During the past week, Toni's place on Freiburg's Münsterplatz celebrated its 10th anniversary. On the occasion, the Ganter brewery had revived a dark lager as the jubilee beer, and Ganter's beer sommelier organized a tasting. My loyal readers may remember my wine marathon last year. This time the stuff to be tasted and tested was beer.

We must face it: the variety of beers brewed in Germany does not correspond to the number of ways bread is baked and sold in my country. You may already have guessed why: the reason is the German Reinheitsgebot, the famous purity regulation first issued in Bavaria (where else?) in 1516, stipulating that only barley malt, hops, and water may be used in the production of beer. However, in olden times beer tasted different even when brewed at the same brewery, as the founding fathers had forgotten to codify the yeast. Only later, when beer fermentation had been fully understood, special yeasts for brewing were cultivated and added to subsequent charges assuring a similar taste. Although in Germany, adding cherry syrup or caramel as they do in Belgium is not allowed, there are still differences in the taste of beer depending on the type of yeast, the temperature, the length of fermentation, and the method and duration of storage before drinking.

The following photo shows the three beers we, as future experts, had first to describe and then identify. No, I am not, and I was not drunk: I counted four glasses too. The fourth glass, still full in the photo, was offered as a bonus after hard work and contains the jubilee dark lager beer.

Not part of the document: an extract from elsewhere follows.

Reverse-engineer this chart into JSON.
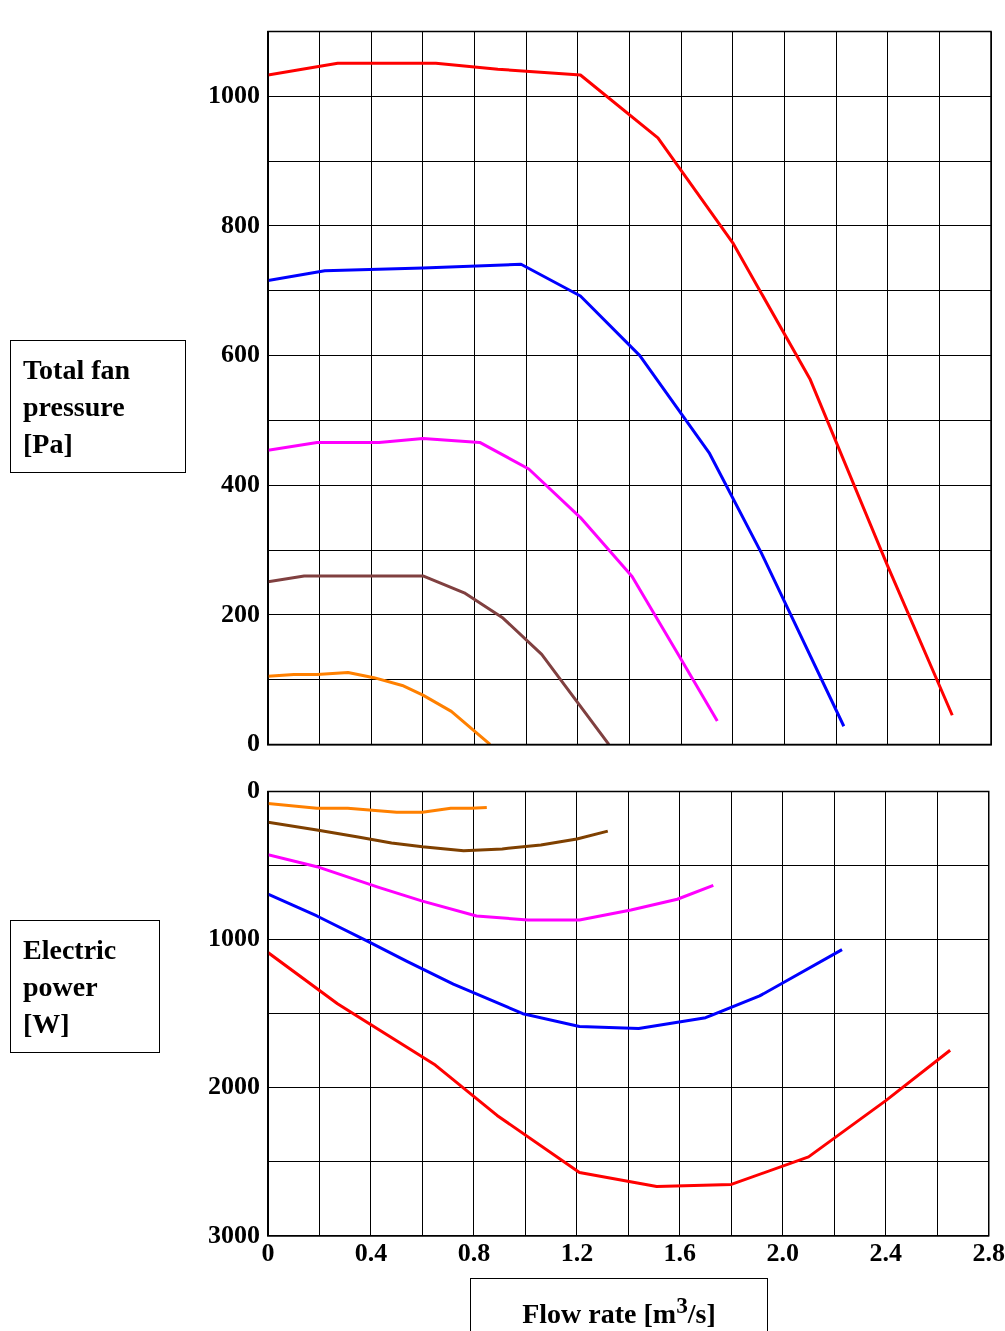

Sommelier Bernd Ruth told us that beer tasting (also called beer sensory) is distinct from wine tasting. 80% of our impression of beer taste is determined by the sense of smell, whereas only 20% passes through the sense of taste. With wine, it is just the other way around. On a tasting form (Verkostungsbogen), we had to note the color, the clearness, the foam, and the smell of the brew. As for the taste when drinking, the connoisseur distinguishes between the beginning (Antrunk), the presence (Rezenz, whatever that means in German), and the past (Nachtrunk). This word in everyday German instead refers to the practice of some hit-and-run drivers. Following a collision, they rush home, open a bottle, and drink until the police arrive to prove that they had been sober when they caused the accident.


The first of the tasted beers was quickly identified as a Pils. For the second, I had difficulty recognizing it as a Weizenbier (white beer), for it had been served much too warm. The third one, showing the brown color, I got wrong, for I had marked it as the jubilee dark lager beer. It was, however, the Ganter Wodan strong beer that, contrary to Bavaria, where such a brew is served during the Lenten season, flows from the tap in Freiburg throughout the year.

The following beers were all on the house, but I did not stay on as the following morning, I had to catch an early train taking me to my next cultural event in Weimar.